Abstract

Feline lymphocyte populations from blood, spleen, lymph node, thymus and bone marrow were examined for the following markers: rosette formation with guinea pig erythrocytes (GPE-T cells); surface feline thymocyte antigen (T cells); surface immunoglobulin (B cells); cytoplasmic immunoglobulin (preB cells, plasma cells); receptors for the Fc portion of IgG (FcyR-positive T and B cells), and the third component of complement (CR-positive cells - primarily B cells). The blastogenic responses of feline lymphocytes from peripheral blood, spleen, lymph node (LN), thymus and marrow were investigated using the following mitogens: Escherichia coli lipopolysaccharide (LPS), dextran sulfate (DxS), concanavalin A (conA), phytohemagglutinin (PHA) and pokeweed mitogen (PWM). Feline T lymphocytes identified by rosette formation with GPE and surface thymocyte antigen were present in thymus, spleen, LN, blood and, rarely, in marrow.

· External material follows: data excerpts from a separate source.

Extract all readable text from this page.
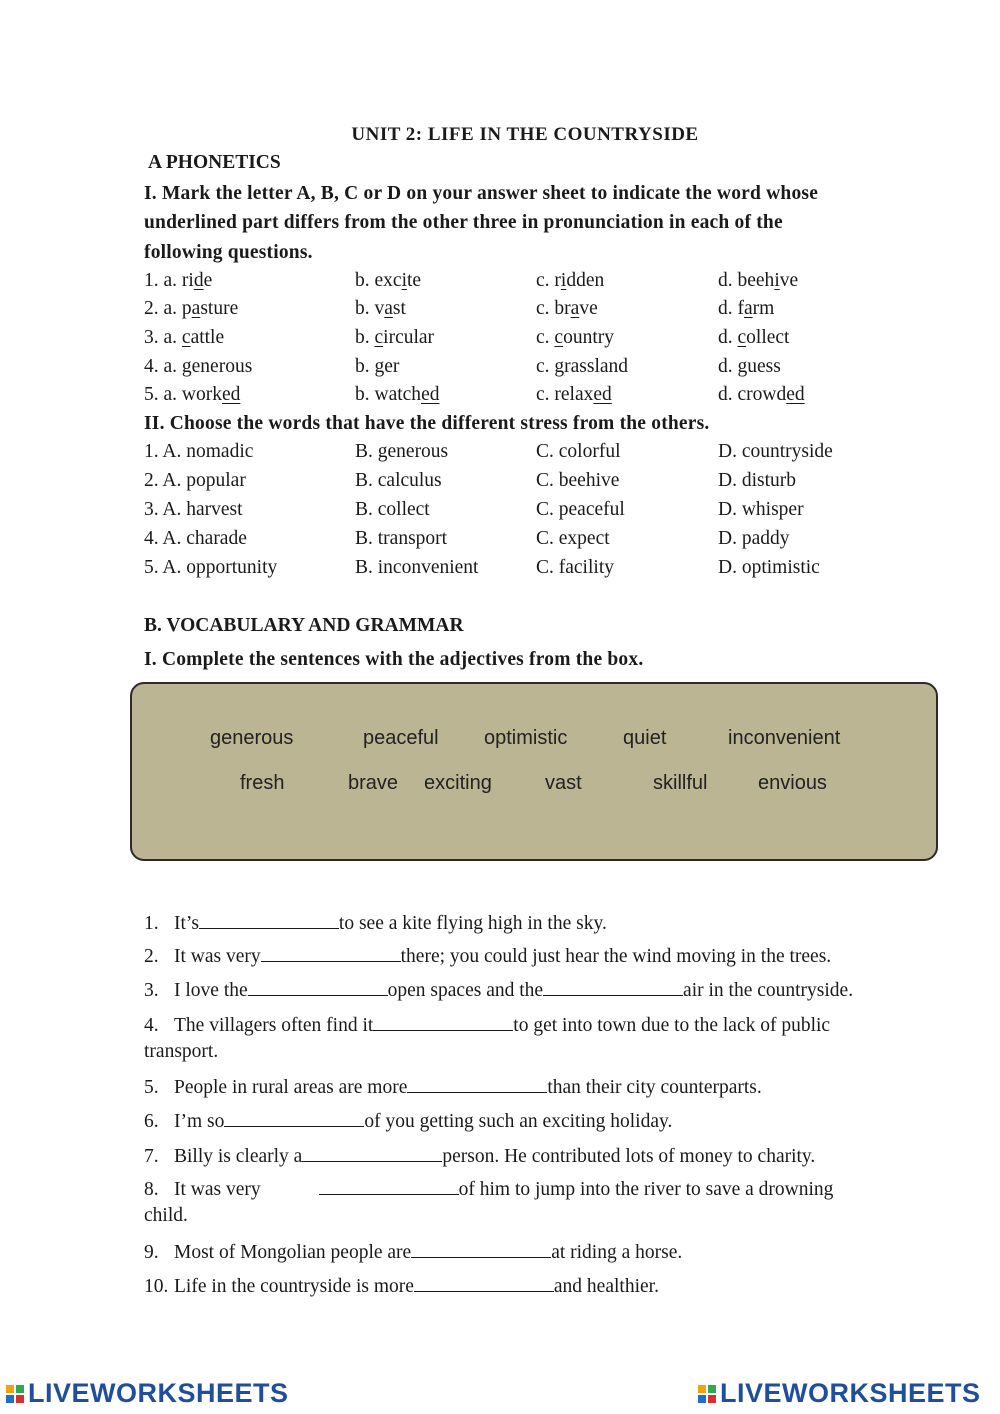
UNIT 2: LIFE IN THE COUNTRYSIDE
A PHONETICS
I. Mark the letter A, B, C or D on your answer sheet to indicate the word whose
underlined part differs from the other three in pronunciation in each of the
following questions.
1. a. ride	b. excite	c. ridden	d. beehive
2. a. pasture	b. vast	c. brave	d. farm
3. a. cattle	b. circular	c. country	d. collect
4. a. generous	b. ger	c. grassland	d. guess
5. a. worked	b. watched	c. relaxed	d. crowded
II. Choose the words that have the different stress from the others.
1. A. nomadic	B. generous	C. colorful	D. countryside
2. A. popular	B. calculus	C. beehive	D. disturb
3. A. harvest	B. collect	C. peaceful	D. whisper
4. A. charade	B. transport	C. expect	D. paddy
5. A. opportunity	B. inconvenient	C. facility	D. optimistic
B. VOCABULARY AND GRAMMAR
I. Complete the sentences with the adjectives from the box.
generous	peaceful optimistic	quiet	inconvenient
fresh	brave exciting	vast	skillful	envious
1. It’s	to see a kite flying high in the sky.
2. It was very	there; you could just hear the wind moving in the trees.
3. I love the	open spaces and the	air in the countryside.
4. The villagers often find it	to get into town due to the lack of public
transport.
5. People in rural areas are more	than their city counterparts.
6. I’m so	of you getting such an exciting holiday.
7. Billy is clearly a	person. He contributed lots of money to charity.
8. It was very	of him to jump into the river to save a drowning
child.
9. Most of Mongolian people are	at riding a horse.
10. Life in the countryside is more	and healthier.
LIVEWORKSHEETS	LIVEWORKSHEETS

T cell subsets, but not B cell subsets, were differentiated according to mitogen activation. Cells responding to PHA were immature, nonrecirculating cells, which were most strongly activated in thymus [stimulation index (SI) = 12], lymph node (SI = 11) and spleen (SI = 6). PWM-responsive cells were relatively mature, recirculating lymphocytes of widespread distribution and blastogenesis was greater in spleen (SI = 36) and LN (SI = 29), followed by thymus (SI = 23) and blood (SI = 15). Con A was a potent mitogen for cells of spleen (SI = 113), blood (SI = 80) and LN (SI = 77), but not thymus (SI = 7), suggesting that the con-A-inducible cell was a mature, recirculating, postthymic cell. Optimal mitogenic response to the B cell mitogen, LPS, was dependent upon increased cell concentrations (3 x 10(5) versus 1 x 10(5) per microtiter well) and increased incubation time (5 days versus 3 days). Surface IgG- and IgM-bearing lymphocytes and CR-bearing cells from spleen and blood were stimulated preferentially. DxS was moderately mitogenic for CR-bearing lymphocytes in spleen (SI = 4), LN (SI = 3) and blood (SI = 3), but not marrow (SI = 1).